While CRB has offices all over the U.S., CRB has grown by leaps and bounds in the Puerto Rico market, serving massive pharmaceutical companies on the island and into other parts of Latin America. “Over the last 10 years, we’ve invested a great deal back into the company,” notes Forester, “Into hardware, software and training and we work very hard to handpick the best professionals to match our growth. We look for repeat business relationships, rather than hit and run kind of jobs. We are very good at using and following client standards and also in using and following all of the current CRB Engineer standards, as well.”
A boom or bust industry
As a single-source solution for engineering, architecture, construction inspection and support and permitting, CRB has grown to serve pharmaceutical, biotech and industrial clients. “Regardless of the size or type of project, CRB works as a team with the owner, contractors, suppliers and construction managers to make the project a success,” adds Forester. “We’ve established a culture of integrity, loyalty, determination, enthusiasm and dedication to client satisfaction.”

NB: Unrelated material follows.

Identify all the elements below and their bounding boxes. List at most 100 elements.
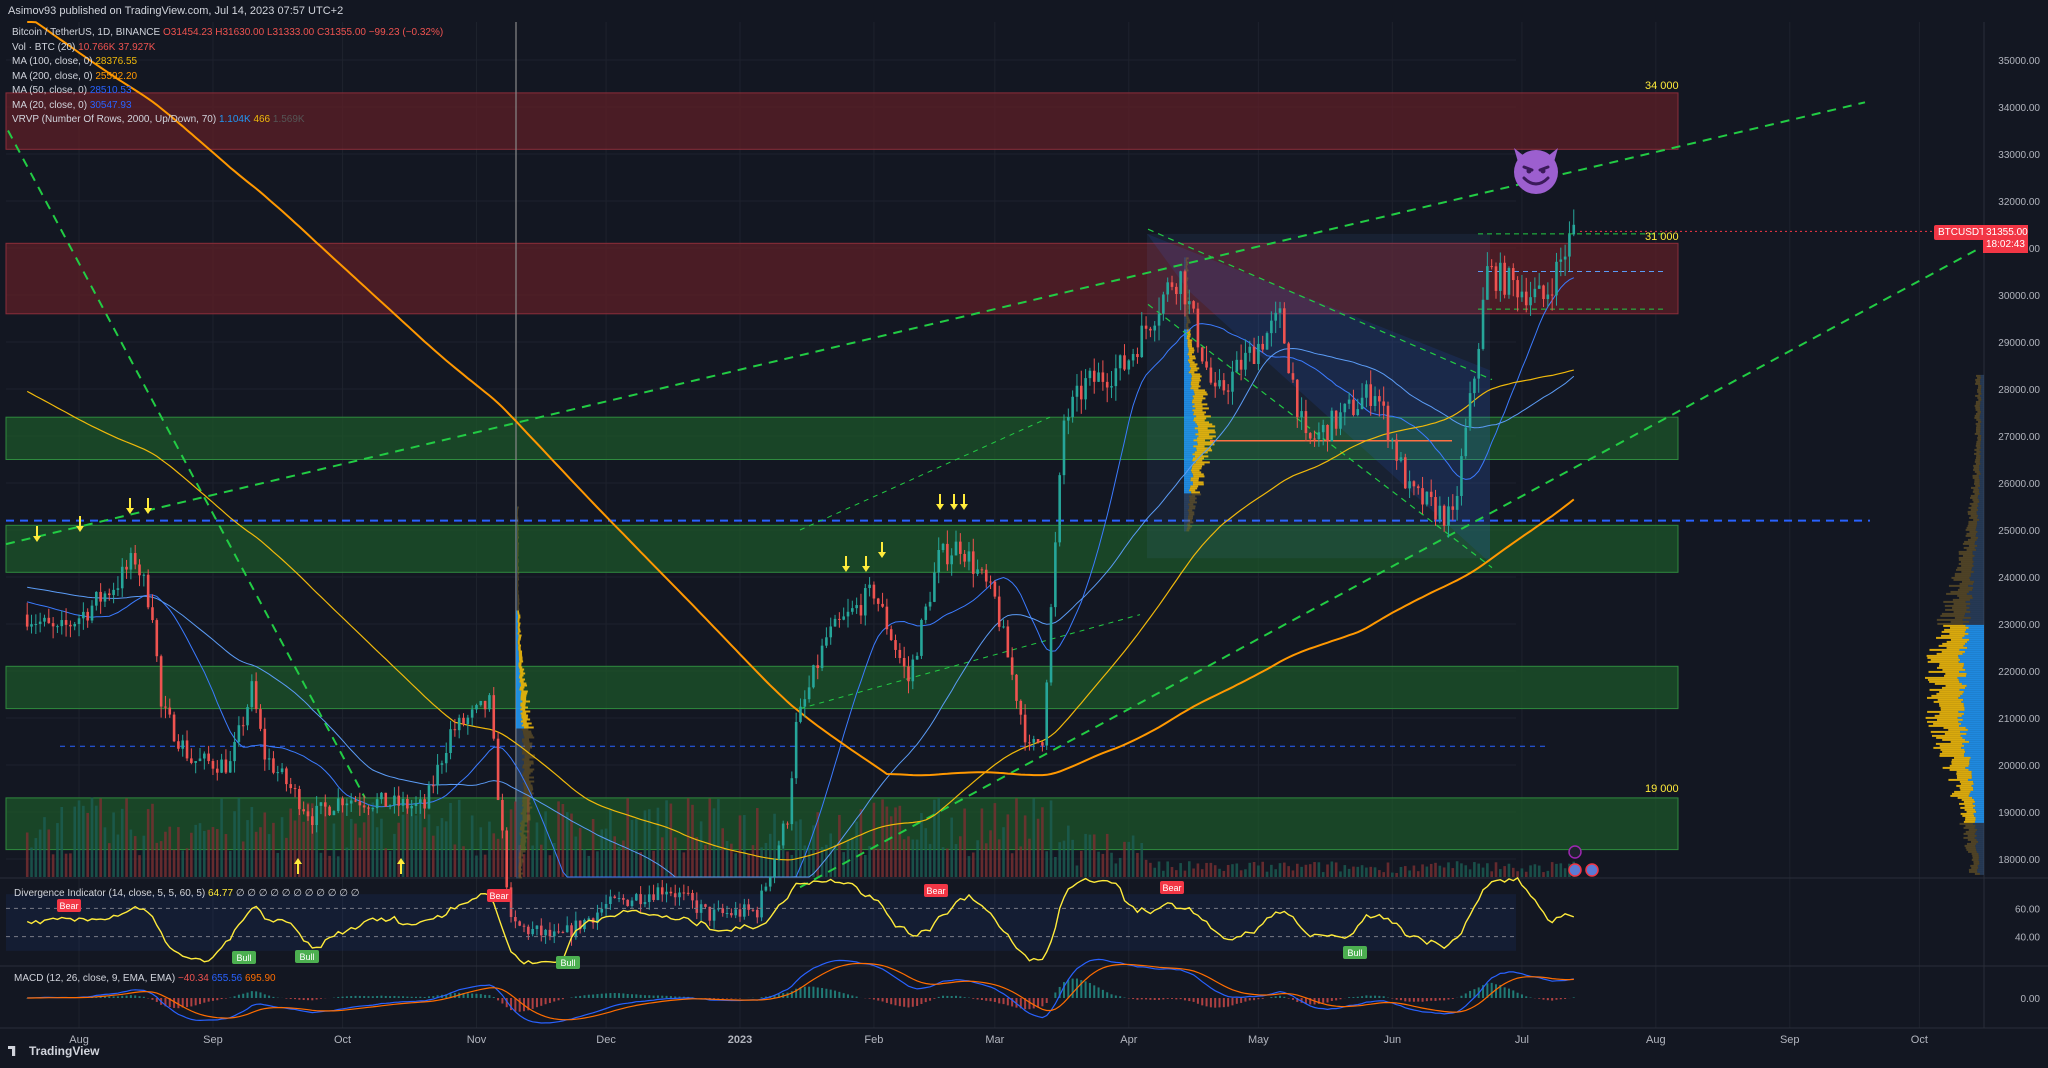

CRB’s reputation has allowed the company to prevail in a market that for years was rapidly growing, but now slowly depleting. “In the 1950s the U.S. and Puerto Rican government started to try to develop Puerto Rico’s economy,” recalls Forester. “Because Puerto Rico is a U.S. territory, the federal government had an interest in promoting growth and began giving special tax incentives to companies willing to move their manufacturing operations here.”
Forester goes on to note that the island was very poor in the 1930s and 1940s, until the U.S. and local governments started the incentive program. “From 1954 to 1964 Puerto Rico exploded with economic growth with 300 new factories,” he continues. “Unfortunately, the federal government put expiration on the section 936 tax incentives in 1995 that ended in 2005. Up until the 1990s, everything was booming, but it started to shrink after 2006.”
According to PIA, the pharmaceutical industry still represents approximately 57 percent of all exported commodities in Puerto Rico, but more and more companies are finding it too costly to keep the doors open. “No one will put a factory here unless there’s a real advantage in cost,” explains Forester. “Shipping off the island is expensive so you can’t tax a company here like you would in the U.S.”
Despite the pinch on the pharmaceutical industry, Forester says CRB remains a strong player in what remains. “We’re one of the strongest offices on the island and most of that is thanks to our people and technology,” he notes. “We complete full 3-D rivet designs, as well as structural and seismic analysis. Our technology is strong so every time the market shrinks, we get a bigger share and we’re bumping out other people. We’ve prevailed thanks to repeat business and we’re going overseas for work throughout the Caribbean and into Mexico and Central America to be geographically diversified.”
According to Forester, the company’s best local market remains in the private sector in biopharmaceuticals. “I think there’s still quite a bit of work in the next few years, but it’s going to tapper down if the federal government doesn’t help sustain the economy,” he continues.
Forester says he takes great pride in furthering the island’s economy. “We’re proud to deliver projects that are helping to employ thousands of Puerto Ricans,” he shares. After 10 years, CRB Caribe LLP continues to be the island’s trusted single-source solution for full engineering and architectural design, permitting, contrition inspection and construction support services.